Em suas teses, os Embargantes suscitam desde a ausência de fundamentação do acórdão e negativa de prestação jurisdicional quanto à aplicação dos artigos 195, parágrafo 4º, artigo 198 e artigo 154, todos da Constituição Federal, até o esclarecimento quanto ao termo inicial de quando se poderia cobrar o ressarcimento, uma vez que o acórdão expressamente determina o dia 04 de setembro de 1998, quando a Lei Federal n.º 9.656/98 entrou em vigor noventa dias após esta data.

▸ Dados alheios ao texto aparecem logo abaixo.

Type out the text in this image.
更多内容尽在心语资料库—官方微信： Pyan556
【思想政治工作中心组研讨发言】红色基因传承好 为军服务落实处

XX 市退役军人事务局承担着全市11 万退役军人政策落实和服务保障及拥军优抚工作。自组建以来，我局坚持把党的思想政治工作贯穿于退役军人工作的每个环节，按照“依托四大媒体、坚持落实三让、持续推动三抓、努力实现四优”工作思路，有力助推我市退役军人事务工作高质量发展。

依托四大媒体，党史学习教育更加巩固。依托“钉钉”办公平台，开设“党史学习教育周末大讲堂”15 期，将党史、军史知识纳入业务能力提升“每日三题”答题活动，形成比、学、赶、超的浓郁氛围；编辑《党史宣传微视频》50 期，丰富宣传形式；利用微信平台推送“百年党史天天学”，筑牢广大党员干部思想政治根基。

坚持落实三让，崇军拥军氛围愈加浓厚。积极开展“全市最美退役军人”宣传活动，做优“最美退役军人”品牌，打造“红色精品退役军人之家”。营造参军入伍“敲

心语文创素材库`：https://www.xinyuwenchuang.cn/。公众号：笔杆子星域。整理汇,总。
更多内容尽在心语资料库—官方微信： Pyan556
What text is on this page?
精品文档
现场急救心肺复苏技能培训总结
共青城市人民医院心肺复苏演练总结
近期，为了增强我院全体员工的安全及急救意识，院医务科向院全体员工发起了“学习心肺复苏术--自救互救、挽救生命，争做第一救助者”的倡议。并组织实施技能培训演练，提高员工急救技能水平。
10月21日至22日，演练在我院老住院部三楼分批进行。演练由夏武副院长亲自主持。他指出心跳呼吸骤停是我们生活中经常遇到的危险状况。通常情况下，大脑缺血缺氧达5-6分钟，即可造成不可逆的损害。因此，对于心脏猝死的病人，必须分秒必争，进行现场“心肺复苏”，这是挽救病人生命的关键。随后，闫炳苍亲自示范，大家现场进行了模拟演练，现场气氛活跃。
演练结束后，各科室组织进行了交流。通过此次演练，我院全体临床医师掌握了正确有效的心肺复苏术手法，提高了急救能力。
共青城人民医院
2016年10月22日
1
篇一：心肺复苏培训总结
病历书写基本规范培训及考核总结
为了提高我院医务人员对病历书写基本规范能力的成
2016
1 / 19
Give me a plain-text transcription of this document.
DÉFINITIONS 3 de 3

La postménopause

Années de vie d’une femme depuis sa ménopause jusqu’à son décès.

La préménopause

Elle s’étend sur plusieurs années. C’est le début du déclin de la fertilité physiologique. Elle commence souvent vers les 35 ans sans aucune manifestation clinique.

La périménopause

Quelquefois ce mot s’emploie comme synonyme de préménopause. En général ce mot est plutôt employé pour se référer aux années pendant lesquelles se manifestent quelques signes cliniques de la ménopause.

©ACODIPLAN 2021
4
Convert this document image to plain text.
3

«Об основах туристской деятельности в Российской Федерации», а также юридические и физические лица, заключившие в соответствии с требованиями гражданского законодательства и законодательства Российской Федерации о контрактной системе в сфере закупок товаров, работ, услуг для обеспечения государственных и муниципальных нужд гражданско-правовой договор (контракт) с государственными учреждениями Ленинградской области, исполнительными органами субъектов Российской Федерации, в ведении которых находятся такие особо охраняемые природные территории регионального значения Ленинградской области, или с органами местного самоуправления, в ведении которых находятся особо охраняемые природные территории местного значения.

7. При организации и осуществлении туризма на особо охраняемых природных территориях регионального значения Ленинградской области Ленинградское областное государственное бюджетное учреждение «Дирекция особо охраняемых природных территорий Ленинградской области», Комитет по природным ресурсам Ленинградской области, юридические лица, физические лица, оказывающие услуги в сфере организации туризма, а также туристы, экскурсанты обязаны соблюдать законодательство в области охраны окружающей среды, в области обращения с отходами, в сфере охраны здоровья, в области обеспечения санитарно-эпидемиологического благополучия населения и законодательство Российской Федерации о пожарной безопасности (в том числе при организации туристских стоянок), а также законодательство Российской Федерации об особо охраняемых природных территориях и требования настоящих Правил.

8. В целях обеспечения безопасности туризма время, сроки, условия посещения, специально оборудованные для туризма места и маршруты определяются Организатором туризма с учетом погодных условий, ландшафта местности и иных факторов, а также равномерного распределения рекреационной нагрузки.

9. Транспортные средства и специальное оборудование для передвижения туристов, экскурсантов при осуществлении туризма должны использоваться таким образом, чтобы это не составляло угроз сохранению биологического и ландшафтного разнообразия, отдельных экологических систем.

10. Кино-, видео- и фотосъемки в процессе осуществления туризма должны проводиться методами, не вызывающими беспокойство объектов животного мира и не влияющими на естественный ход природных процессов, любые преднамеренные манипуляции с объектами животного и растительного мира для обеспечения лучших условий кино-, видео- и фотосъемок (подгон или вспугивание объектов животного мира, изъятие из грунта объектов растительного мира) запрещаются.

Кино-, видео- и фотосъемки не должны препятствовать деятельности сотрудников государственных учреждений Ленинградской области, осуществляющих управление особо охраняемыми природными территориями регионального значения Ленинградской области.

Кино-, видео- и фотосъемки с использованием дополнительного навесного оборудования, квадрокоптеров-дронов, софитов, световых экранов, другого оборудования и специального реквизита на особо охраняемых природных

Além disso, foram suscitadas outras questões como, por exemplo, que o tema relativo aos valores cobrados pelos procedimentos não teria sido objeto de apreciação pelo Pleno do Supremo Tribunal federal no recurso, uma vez que se trataria de matéria infraconstitucional e jamais teria sido objeto de decisão por parte das instâncias inferiores, não havendo, portanto, prequestionamento da referida matéria.

No último dia 03 de setembro, o processo foi remetido ao Relator para que este analise as questões suscitadas nos Embargos de Declaração das partes, para elucidar os pontos tidos como omissos, contraditórios e obscuros, devendo ser em breve levado novamente a plenário para a discussão dos ministros.

Com esta tentativa, as operadoras de planos e seguros de saúde tentam, ao menos, delinear de uma maneira mais clara a questão do ressarcimento ao Sistema Único de Saúde, uma vez já decidida a sua constitucionalidade. Em que pese a natureza dos Embargos de Declaração não possuir, em tese, efeitos infringentes, algo ainda poderá ser modificado no acórdão, notadamente a definição de tabelas e valores para tais ressarcimentos.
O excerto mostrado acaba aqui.